La journée de 6 heures : une idée réaliste?


Dans le monde professionnel où j’ai toujours évolué, la journée de travail ne contient jamais moins de huit heures et la semaine typique dure cinq jours. Un total de quarante longues heures. C’est un standard que l’on remet peu en question — si peu qu’en devenant travailleuse autonome il y a trois ans, je me suis systématiquement astreinte au même horaire. Mais de plus en plus de gens, dont la première ministre finlandaise Sanna Marin, font la promotion d’une nouvelle norme : la journée de six heures.

Trouver son flow

La journée de huit heures est une idée qui remonte à la Révolution industrielle. À l’époque, c’était une avancée, puisqu’elle visait à protéger les travailleurs de l’exploitation (on les forçait souvent à travailler jusqu’à seize heures d’affilée). Mais les choses ont bien changé depuis, et la nature de nos tâches également. Aujourd’hui, une majorité d’entre nous avons à accomplir un travail qui nécessite de la réflexion, de la résolution de problème et de la créativité. Et dans un tel type d’ouvrage, la qualité des heures travaillées compte beaucoup plus que la quantité. Pour être productif dans de telles tâches, il faut atteindre un état de… flow. Hé oui! Défini par le psychologue Mihály Csíkszentmihályi, ce concept correspond à « l’état mental atteint par une personne lorsqu’elle est complètement plongée dans une activité et qu’elle se trouve dans un état maximal de concentration, de plein engagement et de satisfaction dans son accomplissement. »

En mode flow, notre productivité peut s’accroître colossalement. Une étude McKinsey réalisée sur dix ans a révélé que les cadres supérieurs sont jusqu’à 500 % plus productifs lorsqu’ils sont en état de flow. Mais pour atteindre cet état, d’abord faut-il opérer certains changements à nos habitudes de travail.

Dire adieu aux distractions

Pour créer une journée de six heures aussi productive que celle de huit heures, des transformations doivent être apportées au fonctionnement que l’on retrouve dans bon nombre d’entreprises. Bien souvent, les technologies qui nous rendent plus efficaces si on les utilise judicieusement sont également nos pires ennemies, parce qu’elles nous déconcentrent. Notre disponibilité totale aux courriels, aux plateformes de clavardage, aux appels et aux notifications sur nos téléphones est une nuisance extrême à la productivité. Chaque fois que nous interrompons notre travail pour répondre à l’une de ces sollicitations, nous sortons de notre flow. Les minutes perdues s’accumulent et peuvent facilement totaliser des heures à la fin d’une journée. L’idéal est de fermer toutes ces sources de distraction et de les consulter uniquement à des moments précis. Par exemple, plutôt que de répondre aux courriels à mesure qu’ils entrent, on choisira de répondre aux courriels du matin d’un bloc, et même chose pour ceux de l’après-midi.
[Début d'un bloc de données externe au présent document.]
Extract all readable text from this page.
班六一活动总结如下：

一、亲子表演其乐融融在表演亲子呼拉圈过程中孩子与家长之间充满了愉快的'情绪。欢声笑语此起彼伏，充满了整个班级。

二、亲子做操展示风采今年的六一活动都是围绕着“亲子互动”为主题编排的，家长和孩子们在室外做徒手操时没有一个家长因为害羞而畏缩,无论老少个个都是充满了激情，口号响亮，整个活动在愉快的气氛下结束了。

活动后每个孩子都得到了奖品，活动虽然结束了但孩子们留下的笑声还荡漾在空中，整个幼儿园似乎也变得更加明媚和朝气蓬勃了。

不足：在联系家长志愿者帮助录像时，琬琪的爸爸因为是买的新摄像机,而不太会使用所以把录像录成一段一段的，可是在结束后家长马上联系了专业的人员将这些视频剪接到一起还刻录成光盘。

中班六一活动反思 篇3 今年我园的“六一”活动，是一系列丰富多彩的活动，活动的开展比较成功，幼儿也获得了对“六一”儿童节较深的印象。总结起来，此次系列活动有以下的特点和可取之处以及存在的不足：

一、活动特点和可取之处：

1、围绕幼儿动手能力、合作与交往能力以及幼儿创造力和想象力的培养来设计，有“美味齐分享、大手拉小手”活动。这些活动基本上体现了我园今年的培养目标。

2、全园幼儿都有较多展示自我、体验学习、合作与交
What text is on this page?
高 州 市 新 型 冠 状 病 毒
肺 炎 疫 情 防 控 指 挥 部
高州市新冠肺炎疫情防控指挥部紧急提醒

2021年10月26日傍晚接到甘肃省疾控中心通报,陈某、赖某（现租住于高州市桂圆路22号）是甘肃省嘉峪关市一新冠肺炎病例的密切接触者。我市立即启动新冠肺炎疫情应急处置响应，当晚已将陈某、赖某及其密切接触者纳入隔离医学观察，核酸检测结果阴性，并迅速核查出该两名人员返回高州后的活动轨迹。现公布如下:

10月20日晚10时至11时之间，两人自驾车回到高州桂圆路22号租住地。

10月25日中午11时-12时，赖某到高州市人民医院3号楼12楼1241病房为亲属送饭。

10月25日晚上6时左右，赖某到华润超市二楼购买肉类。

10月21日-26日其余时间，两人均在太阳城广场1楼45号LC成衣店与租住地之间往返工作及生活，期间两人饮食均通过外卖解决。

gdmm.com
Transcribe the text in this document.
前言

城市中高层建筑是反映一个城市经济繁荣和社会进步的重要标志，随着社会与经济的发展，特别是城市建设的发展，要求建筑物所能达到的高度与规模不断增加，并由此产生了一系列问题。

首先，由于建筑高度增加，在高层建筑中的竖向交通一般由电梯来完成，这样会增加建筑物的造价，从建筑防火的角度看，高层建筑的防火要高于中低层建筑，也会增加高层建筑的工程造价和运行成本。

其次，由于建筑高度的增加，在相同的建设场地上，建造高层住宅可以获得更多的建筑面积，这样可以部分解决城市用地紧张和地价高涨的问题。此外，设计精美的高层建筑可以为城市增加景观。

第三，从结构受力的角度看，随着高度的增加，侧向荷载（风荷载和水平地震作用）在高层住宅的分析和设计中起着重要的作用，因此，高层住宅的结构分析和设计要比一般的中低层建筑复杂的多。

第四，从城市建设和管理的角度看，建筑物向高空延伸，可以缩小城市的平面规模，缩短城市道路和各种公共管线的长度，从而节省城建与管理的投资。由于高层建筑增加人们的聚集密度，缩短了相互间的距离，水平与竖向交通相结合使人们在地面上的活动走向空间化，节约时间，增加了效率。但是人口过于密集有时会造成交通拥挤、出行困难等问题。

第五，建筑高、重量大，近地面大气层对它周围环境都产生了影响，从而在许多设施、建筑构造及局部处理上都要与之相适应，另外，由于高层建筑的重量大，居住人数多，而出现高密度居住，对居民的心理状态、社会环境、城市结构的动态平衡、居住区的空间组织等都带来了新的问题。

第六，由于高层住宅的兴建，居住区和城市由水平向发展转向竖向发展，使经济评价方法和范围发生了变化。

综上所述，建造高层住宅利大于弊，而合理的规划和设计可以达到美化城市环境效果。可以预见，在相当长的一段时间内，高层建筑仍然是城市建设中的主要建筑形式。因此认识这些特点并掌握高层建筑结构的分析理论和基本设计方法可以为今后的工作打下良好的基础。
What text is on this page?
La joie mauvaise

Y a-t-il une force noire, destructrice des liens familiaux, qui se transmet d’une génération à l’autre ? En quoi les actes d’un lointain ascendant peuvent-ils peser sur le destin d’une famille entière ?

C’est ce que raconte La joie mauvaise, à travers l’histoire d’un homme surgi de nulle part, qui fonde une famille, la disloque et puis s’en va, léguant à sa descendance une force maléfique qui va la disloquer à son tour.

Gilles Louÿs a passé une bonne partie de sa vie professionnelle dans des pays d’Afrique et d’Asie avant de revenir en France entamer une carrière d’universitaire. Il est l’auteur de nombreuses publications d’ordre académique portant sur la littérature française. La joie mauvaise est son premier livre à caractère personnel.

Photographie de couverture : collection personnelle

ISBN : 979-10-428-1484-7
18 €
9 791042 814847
Les bureaux ouverts, bien que sympathiques, causent également des torts à la productivité. Les collègues qui s’interrompent à qui mieux mieux, ça peut mettre de l’ambiance par moment, mais quand on dépasse un certain nombre de personnes, ça peut aussi devenir cacophonique. Sans avoir à réinvestir massivement pour donner à chacun un bureau fermé, certaines compagnies instaurent des règles pour pallier ce problème. Ça peut être aussi simple que de s’entendre avec ses collègues sur le principe qu’une personne qui porte ses écouteurs souhaite indiquer qu’elle est dans sa bulle (et désire le rester).

Enfin, un dernier fléau des temps modernes : les réunions excessives. Ne vous méprenez pas, je n’affirme pas que toutes les réunions sont inutiles, au contraire, elles sont parfois nécessaires. Mais quand un agenda est déjà rempli à 75 % de rencontres avant même le début de la semaine, il y a certes un problème. Alors, avant d’envoyer une prochaine invitation, posez-vous ces questions : une heure complète, n’est-ce pas beaucoup trop de temps? Toutes ces personnes doivent-elles vraiment être de la partie? Et finalement, est-ce qu’on pourrait résumer tout ça en un petit courriel?

Peut-être qu’au final, si on fait tout ça, on arrivera à abattre plus de travail en six heures qu’on en livre normalement en huit. En tout cas, moi, j’y crois. Et dix heures de plus par semaine à dormir, lire, faire du sport, voir des amis ou visiter sa grand-mère, ça ne pourrait qu’être bénéfique à chacun de nous.